I did tell one old friend, Mar­cos, who has al­ways met life’s chal­lenges with ad­mirable grace. An in­de­pen­dent IT con­sul­tant, he has en­dured the stints be­tween con­tracts con­fi­dent that an­other will come along. He has had bone can­cer for so long that most of his friends take it no more se­ri­ously than he seems to. Mar­cos said he un­der­stood my anx­i­ety about surgery. It was nor­mal. Then he told me that he was hav­ing a stem cell trans­plant. They’d al­ready har­vested the cells. They’d in­stalled the catheter in his chest. He was about to head into the hos­pi­tal for chemo to kill ev­ery­thing in his body. Then they’d in­tro­duce the har­vested stem cells and—since the least in­fec­tion could be lethal in his weak­ened state - keep him for an­other cou­ple of weeks. Then he'd be dis­charged ei­ther get bet­ter or get worse. I’ve since looked up the sur­vival stats for this pro­ce­dure. If you last seven years, you’re beat­ing the odds.

I was dumb­struck at his com­po­sure. Some­where, I knew, my name was al­ready be­ing etched onto a Whiner of the Year tro­phy. Some­where Michelle’s grand­mother cack­led. Wor­ry­ing about whether I could carry a ca­noe, I re­al­ized, was a lux­ury.

“Dude, I can’t even imag­ine what you’re go­ing through,” I said. I asked how he dealt with fear. He smiled. “Like you, man. I strug­gled. A lot. And re­al­ized I had to face it. So I let my­self feel it. It’s weird. When you let the fear in, let it pass over you, it also passes through you. Not like it’s gone. Just…dif­fer­ent. Like, ‘I see you, fear.’ But you’re not stuck on it any­more. I’m fo­cused on the fu­ture now. I see it as a jour­ney. I know you, Billy. You think that’s New Age b.s. But that’s what I’m do­ing.”

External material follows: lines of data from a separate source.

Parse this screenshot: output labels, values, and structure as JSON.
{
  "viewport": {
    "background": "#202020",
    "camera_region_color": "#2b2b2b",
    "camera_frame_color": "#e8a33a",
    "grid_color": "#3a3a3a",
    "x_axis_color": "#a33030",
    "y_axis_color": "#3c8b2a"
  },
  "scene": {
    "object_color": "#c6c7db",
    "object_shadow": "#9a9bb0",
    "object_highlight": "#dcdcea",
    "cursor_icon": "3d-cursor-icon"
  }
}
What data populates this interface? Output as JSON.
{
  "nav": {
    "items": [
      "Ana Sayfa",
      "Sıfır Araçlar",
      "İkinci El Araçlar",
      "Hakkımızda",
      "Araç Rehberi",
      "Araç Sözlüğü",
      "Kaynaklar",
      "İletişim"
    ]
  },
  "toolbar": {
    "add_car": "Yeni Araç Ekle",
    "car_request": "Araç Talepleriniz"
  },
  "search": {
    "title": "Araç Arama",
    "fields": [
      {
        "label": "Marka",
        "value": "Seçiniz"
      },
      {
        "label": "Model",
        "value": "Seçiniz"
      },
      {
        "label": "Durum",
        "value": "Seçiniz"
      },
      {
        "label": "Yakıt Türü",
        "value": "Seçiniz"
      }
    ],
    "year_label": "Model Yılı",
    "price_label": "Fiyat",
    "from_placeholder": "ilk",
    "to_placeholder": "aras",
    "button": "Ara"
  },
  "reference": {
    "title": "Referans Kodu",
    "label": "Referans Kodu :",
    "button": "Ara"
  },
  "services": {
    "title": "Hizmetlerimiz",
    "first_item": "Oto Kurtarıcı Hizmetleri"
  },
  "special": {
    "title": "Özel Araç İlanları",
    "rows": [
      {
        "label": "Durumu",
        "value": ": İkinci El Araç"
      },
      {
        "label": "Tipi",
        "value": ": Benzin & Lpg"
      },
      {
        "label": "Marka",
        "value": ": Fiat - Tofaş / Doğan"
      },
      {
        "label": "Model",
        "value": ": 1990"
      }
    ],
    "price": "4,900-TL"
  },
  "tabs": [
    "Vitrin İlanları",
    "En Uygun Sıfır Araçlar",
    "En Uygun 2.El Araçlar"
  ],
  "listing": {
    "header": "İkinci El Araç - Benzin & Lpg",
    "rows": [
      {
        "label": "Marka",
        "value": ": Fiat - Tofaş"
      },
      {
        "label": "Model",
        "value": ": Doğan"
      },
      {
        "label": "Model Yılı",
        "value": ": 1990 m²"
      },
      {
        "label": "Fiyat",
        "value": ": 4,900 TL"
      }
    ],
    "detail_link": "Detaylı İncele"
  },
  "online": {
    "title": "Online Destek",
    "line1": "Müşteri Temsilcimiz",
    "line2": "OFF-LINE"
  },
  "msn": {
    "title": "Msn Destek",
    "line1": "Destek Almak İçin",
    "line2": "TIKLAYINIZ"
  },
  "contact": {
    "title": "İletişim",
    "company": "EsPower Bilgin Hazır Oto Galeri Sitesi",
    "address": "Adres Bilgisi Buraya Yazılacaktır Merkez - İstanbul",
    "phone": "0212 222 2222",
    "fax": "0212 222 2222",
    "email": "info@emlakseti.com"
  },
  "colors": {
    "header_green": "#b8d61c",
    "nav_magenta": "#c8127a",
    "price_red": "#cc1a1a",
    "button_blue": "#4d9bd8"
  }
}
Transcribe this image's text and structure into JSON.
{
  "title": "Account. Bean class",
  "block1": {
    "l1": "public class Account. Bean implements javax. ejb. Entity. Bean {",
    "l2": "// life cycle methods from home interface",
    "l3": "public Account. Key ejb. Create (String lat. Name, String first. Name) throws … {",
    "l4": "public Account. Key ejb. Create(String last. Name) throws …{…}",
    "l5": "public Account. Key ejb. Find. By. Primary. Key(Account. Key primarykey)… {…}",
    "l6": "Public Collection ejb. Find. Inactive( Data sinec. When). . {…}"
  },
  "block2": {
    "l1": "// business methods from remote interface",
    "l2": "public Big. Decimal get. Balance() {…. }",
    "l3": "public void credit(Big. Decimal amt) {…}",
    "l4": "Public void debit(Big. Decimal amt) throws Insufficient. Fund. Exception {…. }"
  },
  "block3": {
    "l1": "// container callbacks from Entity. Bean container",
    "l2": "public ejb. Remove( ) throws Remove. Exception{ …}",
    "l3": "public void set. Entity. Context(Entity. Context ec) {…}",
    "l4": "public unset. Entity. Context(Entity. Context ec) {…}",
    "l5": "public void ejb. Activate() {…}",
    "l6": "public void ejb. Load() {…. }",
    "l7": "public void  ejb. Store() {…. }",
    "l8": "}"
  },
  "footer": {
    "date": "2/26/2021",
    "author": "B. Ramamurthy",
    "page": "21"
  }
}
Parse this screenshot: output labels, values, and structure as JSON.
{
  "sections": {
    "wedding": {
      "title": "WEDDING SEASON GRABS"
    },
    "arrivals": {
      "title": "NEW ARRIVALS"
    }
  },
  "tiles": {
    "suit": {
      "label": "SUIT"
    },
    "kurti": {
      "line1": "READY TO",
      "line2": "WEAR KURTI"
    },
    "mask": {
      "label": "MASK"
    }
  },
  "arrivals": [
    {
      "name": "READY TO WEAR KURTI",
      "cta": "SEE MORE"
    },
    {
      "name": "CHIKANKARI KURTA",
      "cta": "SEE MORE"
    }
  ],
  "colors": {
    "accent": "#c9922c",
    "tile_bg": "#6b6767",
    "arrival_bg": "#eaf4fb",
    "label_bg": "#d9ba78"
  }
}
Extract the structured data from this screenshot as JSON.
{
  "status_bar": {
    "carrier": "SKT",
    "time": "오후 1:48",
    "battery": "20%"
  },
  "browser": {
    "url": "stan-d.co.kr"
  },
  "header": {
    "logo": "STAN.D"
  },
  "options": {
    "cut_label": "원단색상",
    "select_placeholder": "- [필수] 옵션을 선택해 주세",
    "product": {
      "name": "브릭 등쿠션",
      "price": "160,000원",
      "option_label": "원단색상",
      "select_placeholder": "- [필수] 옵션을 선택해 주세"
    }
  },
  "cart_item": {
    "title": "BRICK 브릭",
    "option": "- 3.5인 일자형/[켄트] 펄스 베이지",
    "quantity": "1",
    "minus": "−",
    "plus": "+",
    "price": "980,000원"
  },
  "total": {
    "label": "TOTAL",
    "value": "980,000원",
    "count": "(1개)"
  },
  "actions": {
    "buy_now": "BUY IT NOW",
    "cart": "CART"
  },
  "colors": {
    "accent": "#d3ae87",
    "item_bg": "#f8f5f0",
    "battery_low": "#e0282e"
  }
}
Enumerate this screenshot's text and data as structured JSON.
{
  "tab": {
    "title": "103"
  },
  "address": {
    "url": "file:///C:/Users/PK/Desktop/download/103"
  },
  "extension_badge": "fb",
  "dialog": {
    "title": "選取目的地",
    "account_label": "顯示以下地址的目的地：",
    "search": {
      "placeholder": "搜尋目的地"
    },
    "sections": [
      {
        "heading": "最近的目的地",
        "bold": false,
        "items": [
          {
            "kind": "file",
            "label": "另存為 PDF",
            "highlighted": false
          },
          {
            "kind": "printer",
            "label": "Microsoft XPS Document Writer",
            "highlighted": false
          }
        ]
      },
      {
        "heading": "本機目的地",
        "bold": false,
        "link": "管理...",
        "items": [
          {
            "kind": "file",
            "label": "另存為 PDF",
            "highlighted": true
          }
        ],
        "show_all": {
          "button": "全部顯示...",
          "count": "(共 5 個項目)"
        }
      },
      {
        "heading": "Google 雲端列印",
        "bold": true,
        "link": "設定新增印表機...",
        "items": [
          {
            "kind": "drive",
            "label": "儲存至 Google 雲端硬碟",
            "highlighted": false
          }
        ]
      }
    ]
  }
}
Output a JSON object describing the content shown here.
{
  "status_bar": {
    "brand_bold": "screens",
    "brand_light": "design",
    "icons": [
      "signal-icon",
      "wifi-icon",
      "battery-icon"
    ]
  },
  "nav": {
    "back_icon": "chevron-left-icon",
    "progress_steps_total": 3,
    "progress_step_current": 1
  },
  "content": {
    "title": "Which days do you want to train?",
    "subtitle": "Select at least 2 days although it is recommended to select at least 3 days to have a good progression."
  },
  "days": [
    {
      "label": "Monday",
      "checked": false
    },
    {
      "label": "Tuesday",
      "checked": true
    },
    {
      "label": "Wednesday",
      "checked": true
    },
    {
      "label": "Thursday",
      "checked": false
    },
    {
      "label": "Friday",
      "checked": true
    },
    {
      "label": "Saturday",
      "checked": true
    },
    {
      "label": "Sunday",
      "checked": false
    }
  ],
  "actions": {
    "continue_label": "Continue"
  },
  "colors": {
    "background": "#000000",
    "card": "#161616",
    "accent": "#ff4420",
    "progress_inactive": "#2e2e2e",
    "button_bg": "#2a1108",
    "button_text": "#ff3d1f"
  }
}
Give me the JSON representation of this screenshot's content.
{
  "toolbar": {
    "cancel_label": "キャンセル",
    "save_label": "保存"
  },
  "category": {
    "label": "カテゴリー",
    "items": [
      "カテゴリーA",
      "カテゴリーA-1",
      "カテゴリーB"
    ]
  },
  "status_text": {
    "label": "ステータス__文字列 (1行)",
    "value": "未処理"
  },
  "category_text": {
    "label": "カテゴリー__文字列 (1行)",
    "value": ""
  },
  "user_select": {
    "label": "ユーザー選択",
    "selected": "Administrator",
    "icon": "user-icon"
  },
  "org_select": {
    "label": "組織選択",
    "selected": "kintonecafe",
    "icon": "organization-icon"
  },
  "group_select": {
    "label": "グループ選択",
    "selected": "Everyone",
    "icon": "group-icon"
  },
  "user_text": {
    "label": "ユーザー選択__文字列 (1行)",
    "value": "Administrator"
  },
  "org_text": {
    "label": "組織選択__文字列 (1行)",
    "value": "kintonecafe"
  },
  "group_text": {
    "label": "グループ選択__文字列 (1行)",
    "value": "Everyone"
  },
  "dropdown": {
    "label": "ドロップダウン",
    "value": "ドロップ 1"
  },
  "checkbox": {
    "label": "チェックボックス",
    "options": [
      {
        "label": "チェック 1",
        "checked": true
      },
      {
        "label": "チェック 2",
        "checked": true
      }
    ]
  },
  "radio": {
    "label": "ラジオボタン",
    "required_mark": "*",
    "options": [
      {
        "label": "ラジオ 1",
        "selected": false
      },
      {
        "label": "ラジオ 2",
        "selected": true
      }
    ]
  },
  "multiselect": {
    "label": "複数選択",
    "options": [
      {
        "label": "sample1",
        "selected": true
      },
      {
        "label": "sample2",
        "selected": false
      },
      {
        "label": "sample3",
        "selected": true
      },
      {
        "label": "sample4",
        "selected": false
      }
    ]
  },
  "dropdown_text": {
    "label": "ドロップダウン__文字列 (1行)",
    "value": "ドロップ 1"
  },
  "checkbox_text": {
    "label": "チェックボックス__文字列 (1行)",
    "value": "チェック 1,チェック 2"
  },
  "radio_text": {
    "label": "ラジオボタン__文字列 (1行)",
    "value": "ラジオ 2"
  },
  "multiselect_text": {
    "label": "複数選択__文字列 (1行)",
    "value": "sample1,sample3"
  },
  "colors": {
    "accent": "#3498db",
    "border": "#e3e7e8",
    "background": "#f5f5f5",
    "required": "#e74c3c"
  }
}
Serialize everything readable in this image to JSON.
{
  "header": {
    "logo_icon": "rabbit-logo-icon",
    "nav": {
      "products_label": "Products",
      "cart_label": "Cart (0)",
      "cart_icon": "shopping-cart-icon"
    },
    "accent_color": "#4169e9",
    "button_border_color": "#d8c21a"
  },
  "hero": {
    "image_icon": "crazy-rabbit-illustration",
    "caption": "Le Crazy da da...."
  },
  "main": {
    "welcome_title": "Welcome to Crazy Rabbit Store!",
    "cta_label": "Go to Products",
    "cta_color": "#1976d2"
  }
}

I sat at the res­tau­rant ta­ble, star­ing at my hands. I knew if I looked up, I’d cry. Maybe at the sheer brav­ery of my friend, at my fear of los­ing him, or out of shame at my own self-in­dul­gence. Maybe all three.

“You’re a real jerk, you know that?” I fi­nally said. “Here I am en­joy­ing feel­ing sorry for my­self and now I feel like a pussy.”

“Ah, no, man,” Mar­cos said. “You’re not a pussy. You’re just the same dum­b­ass I’ve known for, what, 30 years?”

“More like 35. You re­mem­ber? I was liv­ing in that group house on 19th Street. Your dog was tak­ing a dump on the lawn. I was giv­ing you the evil eye, mak­ing sure you picked up its crap. I think we were about 25 at the time.”

“That’s right!” he said, slap­ping the ta­ble. “How could I for­get? See, you’re still that same dum­b­ass.”

It’s true. I was. But I was see­ing more courage in my friend than I’d ever imag­ined. I had no idea where it came from. But if I could show half as much, I knew I’d be all right.

I got the tab, drove him to his apart­ment, and told him I’d piss on his grave if he died. He got out, shut the door, and leaned in through the win­dow. “I love you, too, bro,” he said. And as I drove away, it oc­curred to me that how­ever long I do have, there’ll come a day when I’ll look back and wish I was a boy of 62 again.